Natural Language Processing (NLP) extract useful information from the given text or sentence using machine learning and deep learning techniques. The techniques requires text being converted to a set of real number (a vector).
The process of converting text into numbers are called Vectorization.
Great summary in Prabhu’s blog.
How do we do to generate the useful text?
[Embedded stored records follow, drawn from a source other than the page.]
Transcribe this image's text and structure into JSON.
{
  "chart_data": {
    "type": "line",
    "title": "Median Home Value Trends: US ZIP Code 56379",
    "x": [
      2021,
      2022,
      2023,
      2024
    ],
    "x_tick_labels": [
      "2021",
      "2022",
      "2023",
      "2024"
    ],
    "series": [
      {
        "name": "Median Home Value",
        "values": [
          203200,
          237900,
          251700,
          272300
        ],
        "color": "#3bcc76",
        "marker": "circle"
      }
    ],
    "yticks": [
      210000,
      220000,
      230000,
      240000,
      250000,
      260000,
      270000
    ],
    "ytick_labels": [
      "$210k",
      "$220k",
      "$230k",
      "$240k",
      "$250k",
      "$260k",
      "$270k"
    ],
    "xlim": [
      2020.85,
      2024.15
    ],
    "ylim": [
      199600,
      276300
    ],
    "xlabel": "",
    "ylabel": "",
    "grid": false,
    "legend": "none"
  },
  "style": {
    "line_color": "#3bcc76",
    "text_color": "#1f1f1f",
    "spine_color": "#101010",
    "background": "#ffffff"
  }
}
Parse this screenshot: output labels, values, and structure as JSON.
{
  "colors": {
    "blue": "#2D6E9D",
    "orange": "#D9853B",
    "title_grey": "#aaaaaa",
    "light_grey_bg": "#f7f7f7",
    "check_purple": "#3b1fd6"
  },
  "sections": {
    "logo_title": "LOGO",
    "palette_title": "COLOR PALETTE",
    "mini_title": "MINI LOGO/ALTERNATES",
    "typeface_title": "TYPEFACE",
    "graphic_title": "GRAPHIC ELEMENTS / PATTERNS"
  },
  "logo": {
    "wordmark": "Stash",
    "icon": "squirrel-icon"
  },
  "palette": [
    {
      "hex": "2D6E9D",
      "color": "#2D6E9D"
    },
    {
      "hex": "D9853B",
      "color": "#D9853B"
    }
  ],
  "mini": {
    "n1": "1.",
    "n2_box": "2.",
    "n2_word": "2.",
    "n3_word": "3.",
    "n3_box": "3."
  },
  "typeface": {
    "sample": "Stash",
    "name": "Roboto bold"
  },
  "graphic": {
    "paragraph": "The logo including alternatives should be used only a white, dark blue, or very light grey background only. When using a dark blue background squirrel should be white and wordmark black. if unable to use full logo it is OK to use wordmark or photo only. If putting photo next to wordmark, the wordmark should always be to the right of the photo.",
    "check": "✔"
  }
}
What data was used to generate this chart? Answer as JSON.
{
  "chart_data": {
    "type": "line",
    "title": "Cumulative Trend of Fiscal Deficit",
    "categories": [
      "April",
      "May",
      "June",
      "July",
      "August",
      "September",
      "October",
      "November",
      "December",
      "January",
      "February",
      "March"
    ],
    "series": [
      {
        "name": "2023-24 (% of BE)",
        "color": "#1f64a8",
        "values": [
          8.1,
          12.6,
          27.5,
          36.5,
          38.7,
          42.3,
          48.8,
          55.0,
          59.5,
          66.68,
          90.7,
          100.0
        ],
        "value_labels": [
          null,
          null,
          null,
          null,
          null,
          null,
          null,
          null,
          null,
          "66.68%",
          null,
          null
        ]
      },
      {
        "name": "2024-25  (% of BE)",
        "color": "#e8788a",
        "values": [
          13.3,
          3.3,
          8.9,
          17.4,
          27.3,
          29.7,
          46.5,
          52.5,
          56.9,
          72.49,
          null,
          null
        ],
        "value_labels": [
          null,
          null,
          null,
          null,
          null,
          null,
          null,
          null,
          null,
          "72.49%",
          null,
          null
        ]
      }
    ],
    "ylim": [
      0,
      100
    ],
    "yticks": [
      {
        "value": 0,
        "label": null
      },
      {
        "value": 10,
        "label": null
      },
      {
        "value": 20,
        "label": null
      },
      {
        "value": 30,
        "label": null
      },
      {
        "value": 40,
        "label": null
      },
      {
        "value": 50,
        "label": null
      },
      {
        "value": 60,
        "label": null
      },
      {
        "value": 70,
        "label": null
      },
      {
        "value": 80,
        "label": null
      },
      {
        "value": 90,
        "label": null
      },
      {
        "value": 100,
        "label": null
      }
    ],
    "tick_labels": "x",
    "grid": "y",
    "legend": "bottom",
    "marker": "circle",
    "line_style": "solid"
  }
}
The course demonstrates how to use a recurrent neural network (RNN) to generate text. Process could be done character by character. Details in Andrej Karpathy blog
Step 0 - Importing main libraries
Libraries are always required:
import numpy as np
import pandas as pd
import matplotlib.pyplot as plt
import tensorflow as tf
Step 1 - import text & understand the characters
Free text is available here
Importing text:
path_to_file = 'FILENAME.txt'
text = open(path_to_file, 'r').read()
print(text[:1000])
Understanding the characters:
vocab = sorted(set(text))
print(vocab)
len(vocab)
set()
where parameters could be list, tuple or dictionary
Step 2 - text processing
As a neural network can’t work with string data, the process of converting text into number is required. So, this section need to create dictionaries that can go from numeric index to character and character to numeric index.
char_to_ind = {char:ind for ind, char in enumerate(vocab)}
char_to_ind['H']
#33
ind_to_char = np.array(vocab)
ind_to_char[33]
#'H'
Note: enumerate
is a built-in function of Python, which allows us to loop over something and have an automatic counter.
Create Mapping so we can go back and forth from char to num:
# encode text into text.array
encoded_text = np.array[char_to_ind[c] for c in text]
# Get the text
sample = text[:20]
# Parallel num for the text
encoded_text[:20]